Residential Complex in Bucharest, Romania

RIN Grand Residence is a residential complex located in the Vitan area in Bucharest, Romania. It is located in South–East Bucharest, 6 km from one of the largest squares in Europe, Piața Unirii (Union Square), and close to the commercial and historical centers and the București Mall, one of the biggest and most-visited malls in the city.

It was formerly known as RIN Grand Hotel, the fifth-largest hotel in Europe and the largest hotel in the European Union in terms of room count, having a total of 1,459 rooms.
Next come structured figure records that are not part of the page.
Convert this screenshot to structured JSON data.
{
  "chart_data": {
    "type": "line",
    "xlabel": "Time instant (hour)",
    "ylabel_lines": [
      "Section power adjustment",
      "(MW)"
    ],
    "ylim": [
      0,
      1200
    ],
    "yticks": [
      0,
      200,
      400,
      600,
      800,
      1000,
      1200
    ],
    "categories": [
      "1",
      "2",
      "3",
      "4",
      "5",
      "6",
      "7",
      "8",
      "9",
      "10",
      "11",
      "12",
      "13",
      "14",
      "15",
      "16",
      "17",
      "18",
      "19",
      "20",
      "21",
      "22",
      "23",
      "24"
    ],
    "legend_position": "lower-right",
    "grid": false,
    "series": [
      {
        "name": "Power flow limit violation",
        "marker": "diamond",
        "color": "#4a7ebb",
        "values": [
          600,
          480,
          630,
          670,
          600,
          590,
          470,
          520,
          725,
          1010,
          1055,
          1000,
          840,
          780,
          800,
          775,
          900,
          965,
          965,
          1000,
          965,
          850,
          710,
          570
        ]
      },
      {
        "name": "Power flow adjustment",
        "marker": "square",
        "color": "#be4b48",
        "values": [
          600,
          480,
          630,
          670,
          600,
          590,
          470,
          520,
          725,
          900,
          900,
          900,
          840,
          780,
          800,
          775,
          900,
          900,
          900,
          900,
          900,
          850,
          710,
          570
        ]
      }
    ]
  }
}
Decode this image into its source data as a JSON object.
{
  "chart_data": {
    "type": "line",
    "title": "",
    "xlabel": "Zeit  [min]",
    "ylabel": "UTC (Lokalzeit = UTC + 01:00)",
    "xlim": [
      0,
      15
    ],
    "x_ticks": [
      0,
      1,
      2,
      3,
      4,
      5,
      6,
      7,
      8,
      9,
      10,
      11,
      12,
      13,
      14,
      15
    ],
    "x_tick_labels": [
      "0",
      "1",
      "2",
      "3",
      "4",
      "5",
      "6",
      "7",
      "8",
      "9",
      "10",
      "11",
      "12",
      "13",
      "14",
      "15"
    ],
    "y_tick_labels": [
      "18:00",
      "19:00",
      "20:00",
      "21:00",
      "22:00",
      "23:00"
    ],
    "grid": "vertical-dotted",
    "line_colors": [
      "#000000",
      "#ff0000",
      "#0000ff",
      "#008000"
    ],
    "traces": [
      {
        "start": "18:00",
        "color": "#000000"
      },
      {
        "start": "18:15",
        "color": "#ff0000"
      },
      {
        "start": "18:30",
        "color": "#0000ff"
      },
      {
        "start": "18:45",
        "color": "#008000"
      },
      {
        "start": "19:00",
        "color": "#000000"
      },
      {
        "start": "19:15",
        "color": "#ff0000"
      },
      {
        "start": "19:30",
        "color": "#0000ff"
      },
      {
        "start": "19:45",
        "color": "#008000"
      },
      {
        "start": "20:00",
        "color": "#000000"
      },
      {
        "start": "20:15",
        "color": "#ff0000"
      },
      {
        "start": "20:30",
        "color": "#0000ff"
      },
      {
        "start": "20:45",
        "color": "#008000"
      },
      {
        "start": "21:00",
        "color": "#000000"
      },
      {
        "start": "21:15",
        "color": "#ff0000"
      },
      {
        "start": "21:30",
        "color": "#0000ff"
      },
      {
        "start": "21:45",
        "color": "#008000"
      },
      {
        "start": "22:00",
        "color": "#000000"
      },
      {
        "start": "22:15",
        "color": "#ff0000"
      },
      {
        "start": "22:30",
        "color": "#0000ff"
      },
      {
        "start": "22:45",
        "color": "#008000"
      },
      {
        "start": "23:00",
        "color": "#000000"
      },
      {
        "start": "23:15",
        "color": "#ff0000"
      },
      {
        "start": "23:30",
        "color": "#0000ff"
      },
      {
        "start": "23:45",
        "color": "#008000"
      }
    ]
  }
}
The modern building has two underground floors and 16 overground floors and a constructed surface area of 115000 m2.

==Construction==
At first, the hotel was intended to have 1,000 rooms and the building, only 11 floors and the cost would have been around €30 million. But with the demolition of the Rossiya Hotel in 2006, which was the second-largest hotel in Europe at the time with 3,182 rooms, the developers saw an opportunity to construct an even larger hotel than initially envisioned and thus the hotel was upgraded to 1,459 rooms and the building heightened to 15 floors. The construction of the Rin Grand Hotel started in 2006 on a 4 ha plot of land located in Southern Bucharest in the Vitan area where no major hotel existed at the time. The first 630 rooms were finished in October 2007 and the rest of the 1,459 rooms were finished in March 2008 in time for the 20th NATO Summit held in Bucharest; its invitees occupied 900 rooms. The 115000 m2 hotel was built at a cost of €60 million and is owned by the RIN Group.

==Facilities==
The RIN Grand Hotel had 1,459 rooms spread over 12 floors. The hotel also had 25 conference rooms with capacities ranging from 18 to 1,000 seats, with the largest having 1200 m2. Its three restaurants included La Boema, which had a capacity of 210 people, and Stars, with a capacity of 650 people. The hotel also featured a 1,000 places parking, a 1500 m2 shopping gallery with 27 outlet stores and an Olympic-size swimming pool.

In 2023 the hotel was converted into residential apartments.

==History==
During his stay in Romania, the first President of Ghana, Kwame Nkrumah, lived at the Rin Grand Hotel, known then as the Flamingo Hotel. He died there on April 27 1972, at age 66.